The core of the issue lies in a tension between the country’s economic reality and growth fatigue. Switzerland remains dependent on foreign labour, which makes up a third of its workforce overall, and half in sectors such as hospitality and pharmaceuticals.

Cloé Jans, senior project manager at gfs.bern, a leading Swiss research and consulting institute, says the campaign “gave political expression to a very real and widespread unease”. These concerns include the pace of population growth and its impact on housing, infrastructure and public services.

“Support for the initiative was not driven solely by classic anti-immigration sentiment,” she said. “For many voters, it reflected a broader sense of overload, of concerns about quality of life and whether political institutions can manage change effectively.”

Jans notes that backing for the cap was strongest among rural voters, supporters of the SVP and those with lower levels of trust in government. “When that sense of control is perceived to be weakening, economic arguments alone are often not sufficient to settle the debate,” she said.

A key part of the SVP’s strategy was framing the population cap as a “sustainability initiative”.

“From a marketing perspective, it was a very intelligent move,” Leisibach said. “You frame it as sustainability, like green parties do with the environment.

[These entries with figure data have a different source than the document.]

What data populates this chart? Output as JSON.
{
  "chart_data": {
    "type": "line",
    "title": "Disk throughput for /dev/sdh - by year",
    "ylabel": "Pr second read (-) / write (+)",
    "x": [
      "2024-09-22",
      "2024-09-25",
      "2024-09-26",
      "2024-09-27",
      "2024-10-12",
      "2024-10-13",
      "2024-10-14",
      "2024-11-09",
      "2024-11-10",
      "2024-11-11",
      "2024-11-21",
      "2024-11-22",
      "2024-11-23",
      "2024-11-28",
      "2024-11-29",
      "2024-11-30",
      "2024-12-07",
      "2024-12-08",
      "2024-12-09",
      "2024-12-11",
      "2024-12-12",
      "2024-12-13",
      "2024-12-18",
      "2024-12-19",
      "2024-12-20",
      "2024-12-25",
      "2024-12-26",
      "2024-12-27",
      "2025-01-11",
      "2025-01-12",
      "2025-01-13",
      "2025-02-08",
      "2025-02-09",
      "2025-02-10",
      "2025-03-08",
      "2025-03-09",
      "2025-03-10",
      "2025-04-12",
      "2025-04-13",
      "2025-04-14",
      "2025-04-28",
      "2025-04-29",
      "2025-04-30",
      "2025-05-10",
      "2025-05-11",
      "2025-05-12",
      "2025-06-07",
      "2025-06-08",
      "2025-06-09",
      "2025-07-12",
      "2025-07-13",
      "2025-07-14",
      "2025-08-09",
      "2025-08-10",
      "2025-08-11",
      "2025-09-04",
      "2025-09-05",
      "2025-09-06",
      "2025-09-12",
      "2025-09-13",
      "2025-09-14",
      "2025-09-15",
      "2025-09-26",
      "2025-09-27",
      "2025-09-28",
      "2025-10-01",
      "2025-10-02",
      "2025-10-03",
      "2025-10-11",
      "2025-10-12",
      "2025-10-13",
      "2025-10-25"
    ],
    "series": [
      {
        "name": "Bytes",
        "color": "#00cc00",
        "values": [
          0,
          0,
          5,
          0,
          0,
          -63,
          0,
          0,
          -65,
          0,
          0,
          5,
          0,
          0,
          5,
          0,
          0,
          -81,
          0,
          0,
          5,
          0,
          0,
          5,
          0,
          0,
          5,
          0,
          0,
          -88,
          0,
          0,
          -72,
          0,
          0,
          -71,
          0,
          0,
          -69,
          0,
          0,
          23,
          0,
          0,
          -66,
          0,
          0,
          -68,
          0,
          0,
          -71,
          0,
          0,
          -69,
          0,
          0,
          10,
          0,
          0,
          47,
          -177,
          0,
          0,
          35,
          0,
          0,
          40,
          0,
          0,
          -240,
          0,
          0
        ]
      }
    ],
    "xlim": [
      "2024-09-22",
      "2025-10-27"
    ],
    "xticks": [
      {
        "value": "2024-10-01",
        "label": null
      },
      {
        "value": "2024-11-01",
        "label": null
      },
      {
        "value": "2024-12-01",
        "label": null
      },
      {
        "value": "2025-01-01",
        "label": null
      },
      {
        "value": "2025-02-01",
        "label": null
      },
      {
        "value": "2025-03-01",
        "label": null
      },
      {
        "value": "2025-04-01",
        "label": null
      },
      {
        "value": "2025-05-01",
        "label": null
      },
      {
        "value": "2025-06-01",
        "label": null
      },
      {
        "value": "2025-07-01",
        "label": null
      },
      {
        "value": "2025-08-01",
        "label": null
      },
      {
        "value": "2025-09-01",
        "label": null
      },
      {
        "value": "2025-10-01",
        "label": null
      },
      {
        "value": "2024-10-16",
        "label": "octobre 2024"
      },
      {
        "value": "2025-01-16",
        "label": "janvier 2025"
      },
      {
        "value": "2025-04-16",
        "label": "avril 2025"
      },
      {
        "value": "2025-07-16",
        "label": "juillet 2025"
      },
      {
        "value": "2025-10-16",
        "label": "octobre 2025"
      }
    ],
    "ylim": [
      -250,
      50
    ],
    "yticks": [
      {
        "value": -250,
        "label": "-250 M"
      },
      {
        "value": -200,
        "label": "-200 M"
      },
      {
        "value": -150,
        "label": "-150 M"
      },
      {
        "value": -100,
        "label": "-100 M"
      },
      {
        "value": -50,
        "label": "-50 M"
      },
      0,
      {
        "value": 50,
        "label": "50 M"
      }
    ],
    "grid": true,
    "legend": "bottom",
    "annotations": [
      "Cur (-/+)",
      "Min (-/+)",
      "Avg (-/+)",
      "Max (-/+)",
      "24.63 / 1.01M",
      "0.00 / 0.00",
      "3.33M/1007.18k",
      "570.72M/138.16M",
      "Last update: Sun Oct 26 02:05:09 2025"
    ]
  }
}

It was very intelligent to move the migration topic away from the people arriving here, to some sort of an infrastructure discussion about population growth in general.”

This approach helped the campaign resonate with everyday voters. Since free movement was introduced in 2002, Switzerland’s population has risen from around 7.3 million to around 9.1 million, growing faster than many of its European neighbours. 

But it ultimately wasn’t enough to push it over the line.